En 1976, elle débute sa carrière politique en étant élue au conseil municipal de Stanley/Rose-Hill. En 1982, elle marque l’histoire en devenant la première femme ministre de la Femme et de la Famille, posant ainsi les bases de réformes cruciales pour les droits des femmes et de la famille. 

Elle cofonde des organisations non gouvernementales (ONG), comme La Ligue Féministe en 1975 et Solidarité Femmes en 1977. Son action ne se limitera pas à son pays natal. Elle cofondera également des organisations panafricaines, telles que WILDAF (Women in Law and Development Africa) et Femmes Afrique Solidarité (FAS), des mouvements dont l’objectif est de défendre les droits des femmes et des enfants à travers le continent africain.

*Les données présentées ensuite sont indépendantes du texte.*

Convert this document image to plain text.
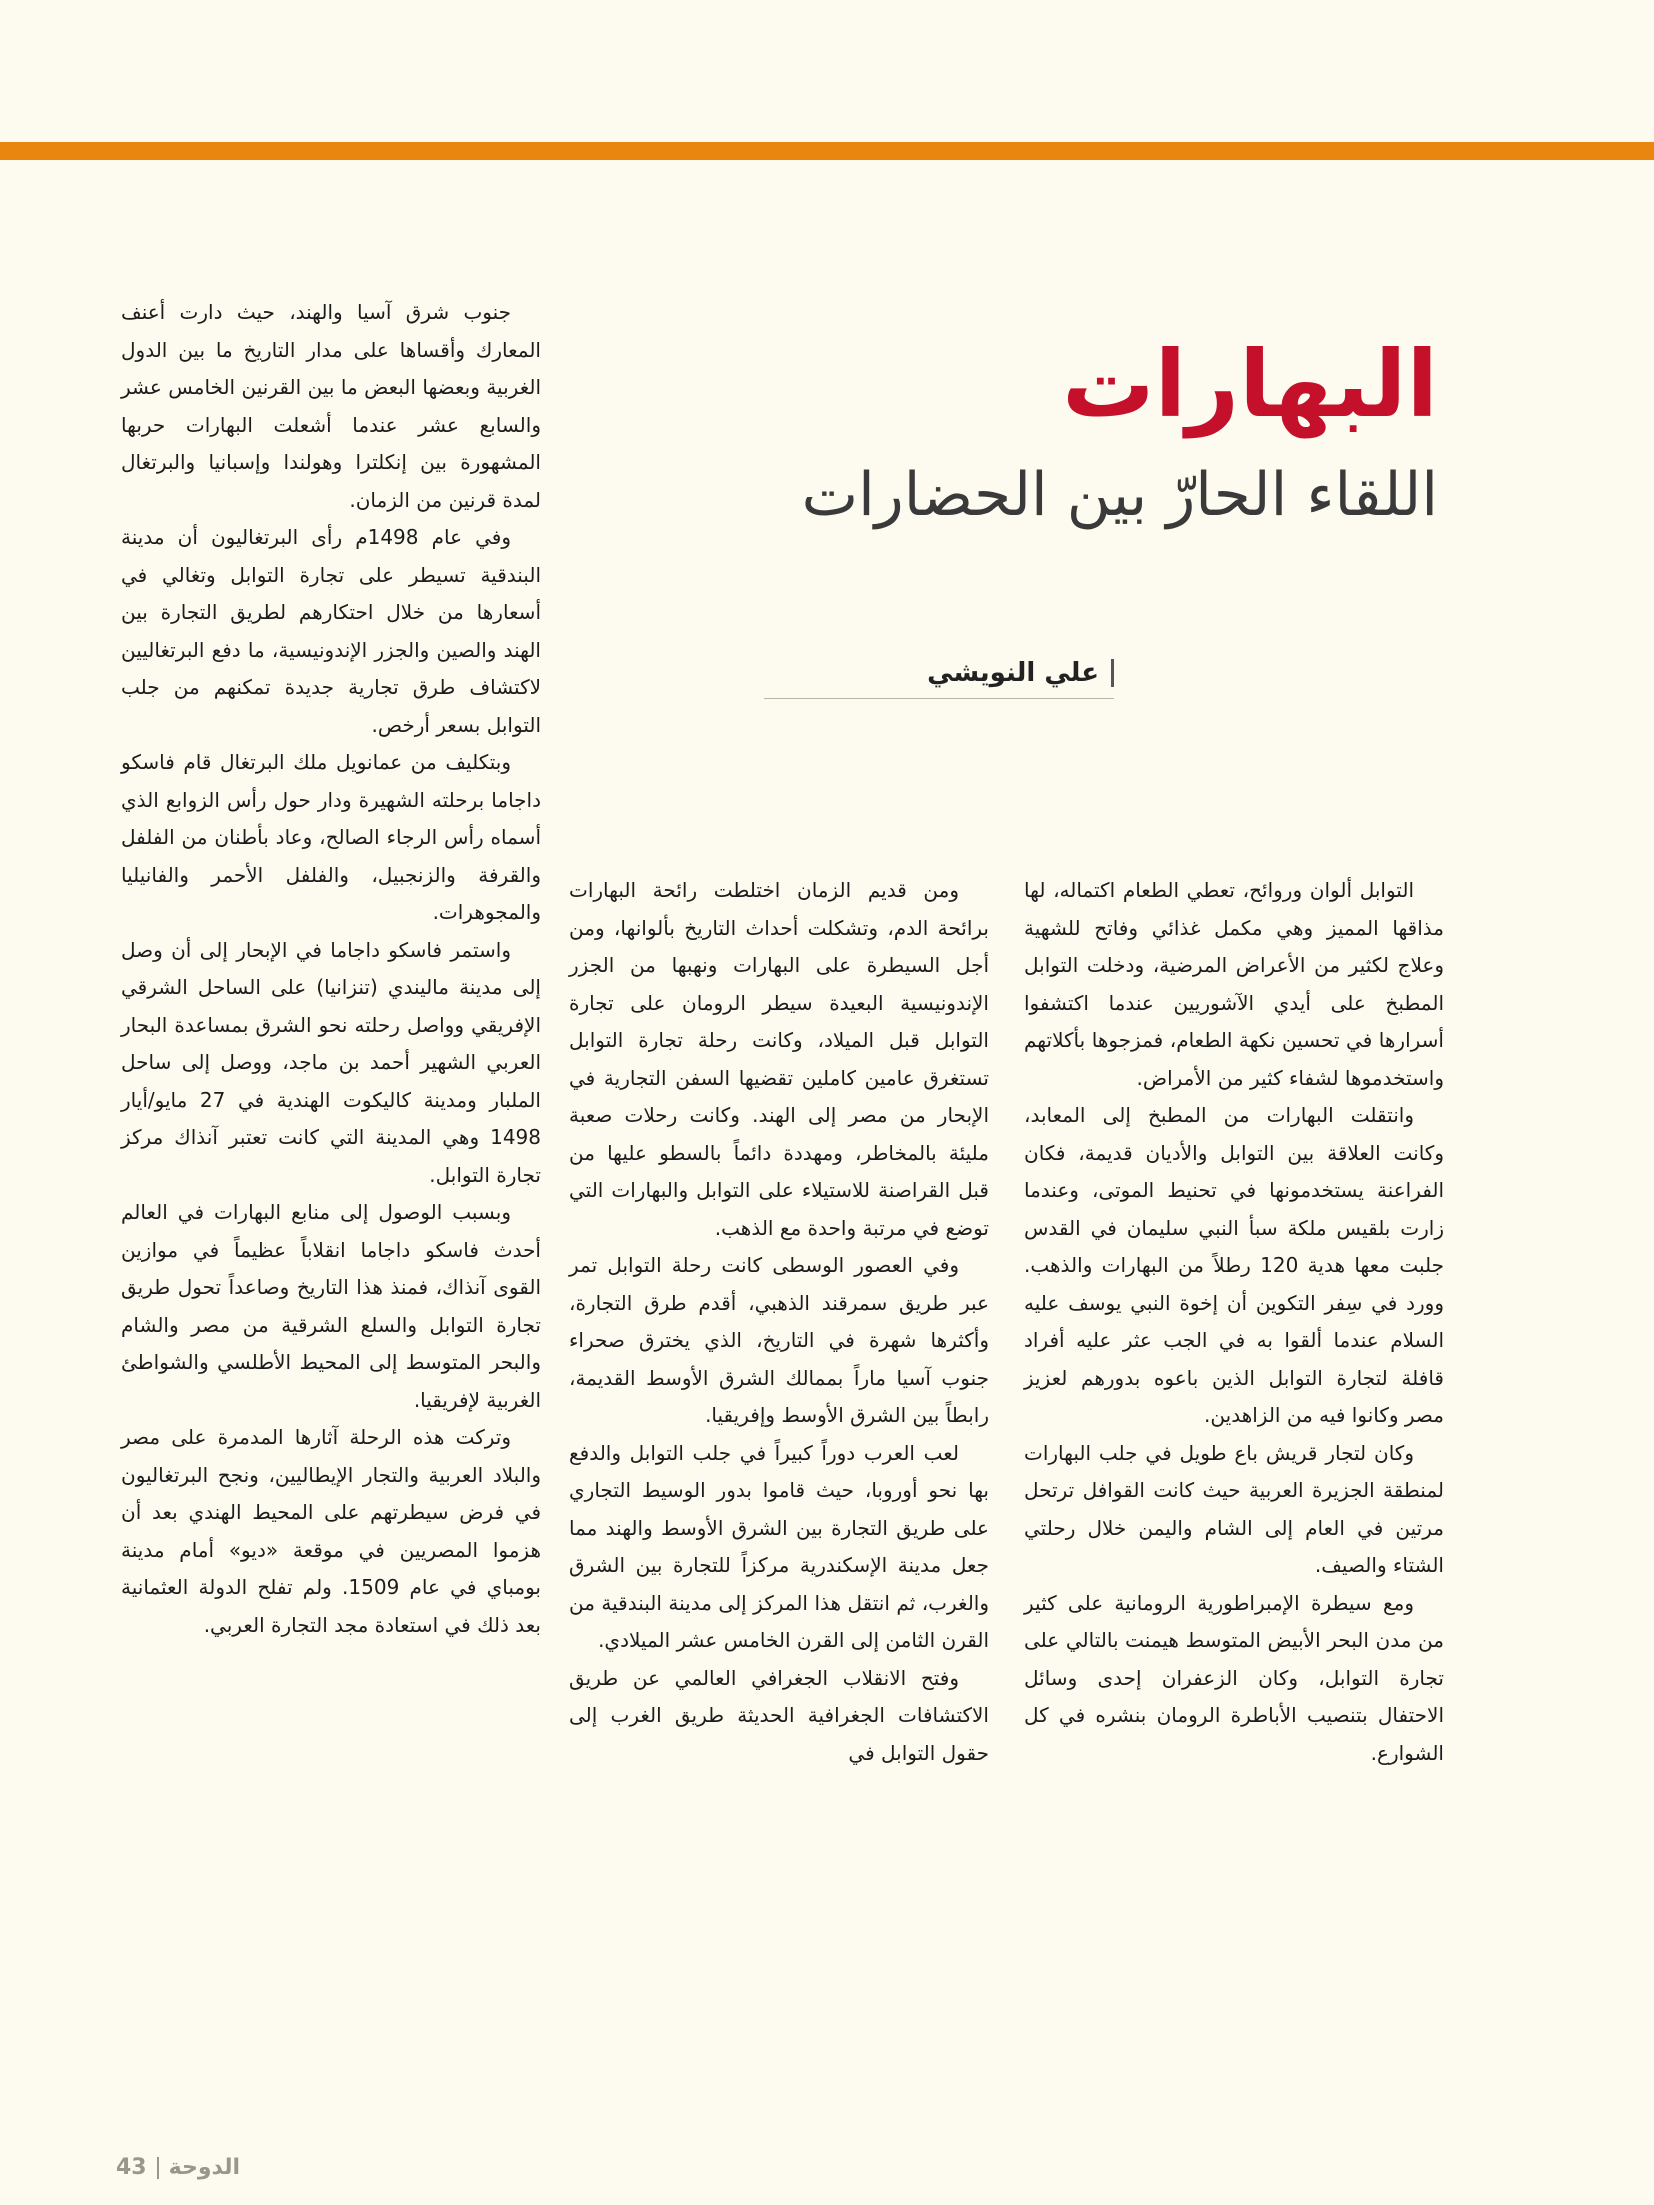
البهارات
اللقاء الحارّ بين الحضارات
علي النويشي

التوابل ألوان وروائح، تعطي الطعام اكتماله، لها مذاقها المميز وهي مكمل غذائي وفاتح للشهية وعلاج لكثير من الأعراض المرضية، ودخلت التوابل المطبخ على أيدي الآشوريين عندما اكتشفوا أسرارها في تحسين نكهة الطعام، فمزجوها بأكلاتهم واستخدموها لشفاء كثير من الأمراض.

وانتقلت البهارات من المطبخ إلى المعابد، وكانت العلاقة بين التوابل والأديان قديمة، فكان الفراعنة يستخدمونها في تحنيط الموتى، وعندما زارت بلقيس ملكة سبأ النبي سليمان في القدس جلبت معها هدية 120 رطلاً من البهارات والذهب. وورد في سِفر التكوين أن إخوة النبي يوسف عليه السلام عندما ألقوا به في الجب عثر عليه أفراد قافلة لتجارة التوابل الذين باعوه بدورهم لعزيز مصر وكانوا فيه من الزاهدين.

وكان لتجار قريش باع طويل في جلب البهارات لمنطقة الجزيرة العربية حيث كانت القوافل ترتحل مرتين في العام إلى الشام واليمن خلال رحلتي الشتاء والصيف.

ومع سيطرة الإمبراطورية الرومانية على كثير من مدن البحر الأبيض المتوسط هيمنت بالتالي على تجارة التوابل، وكان الزعفران إحدى وسائل الاحتفال بتنصيب الأباطرة الرومان بنشره في كل الشوارع.

ومن قديم الزمان اختلطت رائحة البهارات برائحة الدم، وتشكلت أحداث التاريخ بألوانها، ومن أجل السيطرة على البهارات ونهبها من الجزر الإندونيسية البعيدة سيطر الرومان على تجارة التوابل قبل الميلاد، وكانت رحلة تجارة التوابل تستغرق عامين كاملين تقضيها السفن التجارية في الإبحار من مصر إلى الهند. وكانت رحلات صعبة مليئة بالمخاطر، ومهددة دائماً بالسطو عليها من قبل القراصنة للاستيلاء على التوابل والبهارات التي توضع في مرتبة واحدة مع الذهب.

وفي العصور الوسطى كانت رحلة التوابل تمر عبر طريق سمرقند الذهبي، أقدم طرق التجارة، وأكثرها شهرة في التاريخ، الذي يخترق صحراء جنوب آسيا ماراً بممالك الشرق الأوسط القديمة، رابطاً بين الشرق الأوسط وإفريقيا.

لعب العرب دوراً كبيراً في جلب التوابل والدفع بها نحو أوروبا، حيث قاموا بدور الوسيط التجاري على طريق التجارة بين الشرق الأوسط والهند مما جعل مدينة الإسكندرية مركزاً للتجارة بين الشرق والغرب، ثم انتقل هذا المركز إلى مدينة البندقية من القرن الثامن إلى القرن الخامس عشر الميلادي.

وفتح الانقلاب الجغرافي العالمي عن طريق الاكتشافات الجغرافية الحديثة طريق الغرب إلى حقول التوابل في

جنوب شرق آسيا والهند، حيث دارت أعنف المعارك وأقساها على مدار التاريخ ما بين الدول الغربية وبعضها البعض ما بين القرنين الخامس عشر والسابع عشر عندما أشعلت البهارات حربها المشهورة بين إنكلترا وهولندا وإسبانيا والبرتغال لمدة قرنين من الزمان.

وفي عام 1498م رأى البرتغاليون أن مدينة البندقية تسيطر على تجارة التوابل وتغالي في أسعارها من خلال احتكارهم لطريق التجارة بين الهند والصين والجزر الإندونيسية، ما دفع البرتغاليين لاكتشاف طرق تجارية جديدة تمكنهم من جلب التوابل بسعر أرخص.

وبتكليف من عمانويل ملك البرتغال قام فاسكو داجاما برحلته الشهيرة ودار حول رأس الزوابع الذي أسماه رأس الرجاء الصالح، وعاد بأطنان من الفلفل والقرفة والزنجبيل، والفلفل الأحمر والفانيليا والمجوهرات.

واستمر فاسكو داجاما في الإبحار إلى أن وصل إلى مدينة ماليندي (تنزانيا) على الساحل الشرقي الإفريقي وواصل رحلته نحو الشرق بمساعدة البحار العربي الشهير أحمد بن ماجد، ووصل إلى ساحل الملبار ومدينة كاليكوت الهندية في 27 مايو/أيار 1498 وهي المدينة التي كانت تعتبر آنذاك مركز تجارة التوابل.

وبسبب الوصول إلى منابع البهارات في العالم أحدث فاسكو داجاما انقلاباً عظيماً في موازين القوى آنذاك، فمنذ هذا التاريخ وصاعداً تحول طريق تجارة التوابل والسلع الشرقية من مصر والشام والبحر المتوسط إلى المحيط الأطلسي والشواطئ الغربية لإفريقيا.

وتركت هذه الرحلة آثارها المدمرة على مصر والبلاد العربية والتجار الإيطاليين، ونجح البرتغاليون في فرض سيطرتهم على المحيط الهندي بعد أن هزموا المصريين في موقعة «ديو» أمام مدينة بومباي في عام 1509. ولم تفلح الدولة العثمانية بعد ذلك في استعادة مجد التجارة العربي.

43 الدوحة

En 1992, Shirin Aumeeruddy-Cziffra prend une nouvelle orientation professionnelle en devenant ambassadrice de Maurice à Paris. Elle représente son pays dans plusieurs instances internationales, y compris à l’Organisation des Nations unies et à l’United Nations Educational, Scientific and Cultural Organization (UNESCO). 

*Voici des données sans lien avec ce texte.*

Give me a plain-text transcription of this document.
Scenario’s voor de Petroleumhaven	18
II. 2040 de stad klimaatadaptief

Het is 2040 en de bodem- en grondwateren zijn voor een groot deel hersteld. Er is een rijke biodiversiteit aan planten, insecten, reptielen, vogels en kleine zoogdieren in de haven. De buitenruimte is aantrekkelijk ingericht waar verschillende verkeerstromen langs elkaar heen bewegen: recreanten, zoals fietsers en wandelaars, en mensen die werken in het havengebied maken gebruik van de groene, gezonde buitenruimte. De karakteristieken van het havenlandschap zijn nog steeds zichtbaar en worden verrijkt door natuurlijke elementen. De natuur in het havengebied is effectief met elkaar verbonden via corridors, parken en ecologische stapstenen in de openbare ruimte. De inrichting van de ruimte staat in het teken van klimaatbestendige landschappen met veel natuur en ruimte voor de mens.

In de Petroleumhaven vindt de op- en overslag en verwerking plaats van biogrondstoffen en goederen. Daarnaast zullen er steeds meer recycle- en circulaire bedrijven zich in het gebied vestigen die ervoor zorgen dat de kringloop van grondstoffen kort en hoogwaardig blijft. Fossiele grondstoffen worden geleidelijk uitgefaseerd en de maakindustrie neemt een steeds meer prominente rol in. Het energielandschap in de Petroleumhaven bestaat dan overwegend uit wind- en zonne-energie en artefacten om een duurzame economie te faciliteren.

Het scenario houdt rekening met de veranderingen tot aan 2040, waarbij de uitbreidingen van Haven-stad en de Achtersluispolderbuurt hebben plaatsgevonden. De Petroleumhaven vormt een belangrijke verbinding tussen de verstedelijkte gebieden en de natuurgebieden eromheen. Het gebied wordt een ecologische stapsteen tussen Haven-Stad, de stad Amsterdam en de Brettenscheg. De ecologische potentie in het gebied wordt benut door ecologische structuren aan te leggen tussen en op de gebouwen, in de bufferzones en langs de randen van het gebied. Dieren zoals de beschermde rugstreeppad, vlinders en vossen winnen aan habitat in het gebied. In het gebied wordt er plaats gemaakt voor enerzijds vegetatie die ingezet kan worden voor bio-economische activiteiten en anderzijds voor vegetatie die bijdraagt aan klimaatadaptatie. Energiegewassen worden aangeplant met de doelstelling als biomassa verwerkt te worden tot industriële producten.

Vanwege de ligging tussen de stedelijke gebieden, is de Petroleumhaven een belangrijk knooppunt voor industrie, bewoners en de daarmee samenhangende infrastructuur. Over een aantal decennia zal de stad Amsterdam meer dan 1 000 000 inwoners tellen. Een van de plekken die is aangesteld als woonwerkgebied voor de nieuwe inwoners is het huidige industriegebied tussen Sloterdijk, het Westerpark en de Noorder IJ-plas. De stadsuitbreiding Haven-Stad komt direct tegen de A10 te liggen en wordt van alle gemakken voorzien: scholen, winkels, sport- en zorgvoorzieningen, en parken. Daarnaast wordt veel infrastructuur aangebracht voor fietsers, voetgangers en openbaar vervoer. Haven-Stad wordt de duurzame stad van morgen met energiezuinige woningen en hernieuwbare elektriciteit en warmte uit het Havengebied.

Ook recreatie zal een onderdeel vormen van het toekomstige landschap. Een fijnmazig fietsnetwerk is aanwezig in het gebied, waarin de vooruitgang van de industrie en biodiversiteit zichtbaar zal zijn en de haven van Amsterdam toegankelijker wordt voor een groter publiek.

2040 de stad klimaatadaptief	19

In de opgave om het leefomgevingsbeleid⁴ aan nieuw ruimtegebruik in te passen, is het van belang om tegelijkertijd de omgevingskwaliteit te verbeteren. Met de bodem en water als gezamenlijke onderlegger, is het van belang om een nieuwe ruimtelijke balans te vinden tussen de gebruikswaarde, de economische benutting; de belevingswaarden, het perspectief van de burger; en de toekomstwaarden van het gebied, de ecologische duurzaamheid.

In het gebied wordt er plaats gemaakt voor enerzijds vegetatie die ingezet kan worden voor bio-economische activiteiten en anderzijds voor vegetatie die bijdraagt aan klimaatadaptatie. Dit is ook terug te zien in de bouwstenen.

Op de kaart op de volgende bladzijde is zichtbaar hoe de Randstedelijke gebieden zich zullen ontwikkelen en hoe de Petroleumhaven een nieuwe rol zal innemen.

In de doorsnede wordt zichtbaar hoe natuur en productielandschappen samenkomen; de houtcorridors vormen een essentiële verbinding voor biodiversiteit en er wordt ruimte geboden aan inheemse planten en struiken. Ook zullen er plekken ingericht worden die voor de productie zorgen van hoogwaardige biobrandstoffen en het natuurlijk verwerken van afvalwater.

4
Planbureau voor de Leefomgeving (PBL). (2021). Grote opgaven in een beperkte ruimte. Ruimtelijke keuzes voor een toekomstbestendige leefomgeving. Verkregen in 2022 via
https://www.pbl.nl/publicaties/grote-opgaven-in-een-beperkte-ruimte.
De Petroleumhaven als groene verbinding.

Elle préside également le Conseil permanent de la francophonie, renforçant ainsi la diplomatie mauricienne au sein de la communauté internationale. Son influence grandit. En 2004, l’université Paris 1 Panthéon-Sorbonne lui décerne le titre de Docteur Honoris Causa en reconnaissance de sa carrière exceptionnelle et de son engagement pour la création d’une faculté de droit à Maurice. De 2002 à 2004, elle est membre du comité éditorial de l’Étude du secrétaire général des Nations unies sur la violence à l’égard des enfants, travaillant en étroite collaboration avec le professeur Paulo Sergio Pinheiro, l’expert international chargé de coordonner l’étude qui a abouti à la publication du Rapport mondial sur la violence à l’égard des enfants (2006). 

Première OMBUDSPERSON For CHILDREN 

Elle a également contesté deux lois discriminant les femmes (l’Immigration Amendment Act 1977 et la Deportation Amendment Act 1977) devant le Comité des droits de l’homme des Nations unies, qui a condamné ces lois en 1981. Des lois qu’elle a elle-même modifiées en 1983, en tant que Procureure générale et ministre de la Justice. 

En décembre 2003, elle est nommée pour un mandat de quatre ans comme la première Ombudsperson for Children. Son contrat, qui est renouvelé, prendra fin en 2011. Elle est ensuite nommée présidente du Public Bodies Appeal Tribunal en 2012, un poste qu’elle occupera jusqu’en octobre 2021. 

Shirin Aumeeruddy-Cziffra est également une militante des droits humains reconnue à l’échelle mondiale. Elle a siégé au sein de plusieurs organisations internationales, telles que le Conseil des droits de l’homme. Elle a collaboré avec les Nations unies pour défendre les droits des femmes. Ses contributions lui ont valu des distinctions prestigieuses, dont la Légion d’honneur en 2015.

Elle est membre du Comité des sages pour l’évolution de la Commission de l’océan Indien (COI) depuis 2003. En 2017, elle est sollicitée pour soumettre un rapport sur des propositions légales concernant une révision de l’organisation constitutionnelle de la COI. Depuis 2019, elle est ambassadrice de bonne volonté pour l’Union européenne (Délégation de Port-Louis) pour la campagne Rise and Shine sur les droits humains.

Aujourd’hui, à 76 ans, Shirin Aumeeruddy-Cziffra continue de défendre les causes qui lui sont chères, notamment les droits des femmes et des enfants, tout en poursuivant ses engagements au sein de diverses organisations internationales. Elle est également l’auteure de plusieurs ouvrages, dont « Femmes, de l’ombre à la lumière : l’évolution des droits de la femme à Maurice » (2022). Elle joue un rôle majeur dans la promotion de l’égalité des sexes. Récemment, elle a été nommée Speaker de l’Assemblée nationale.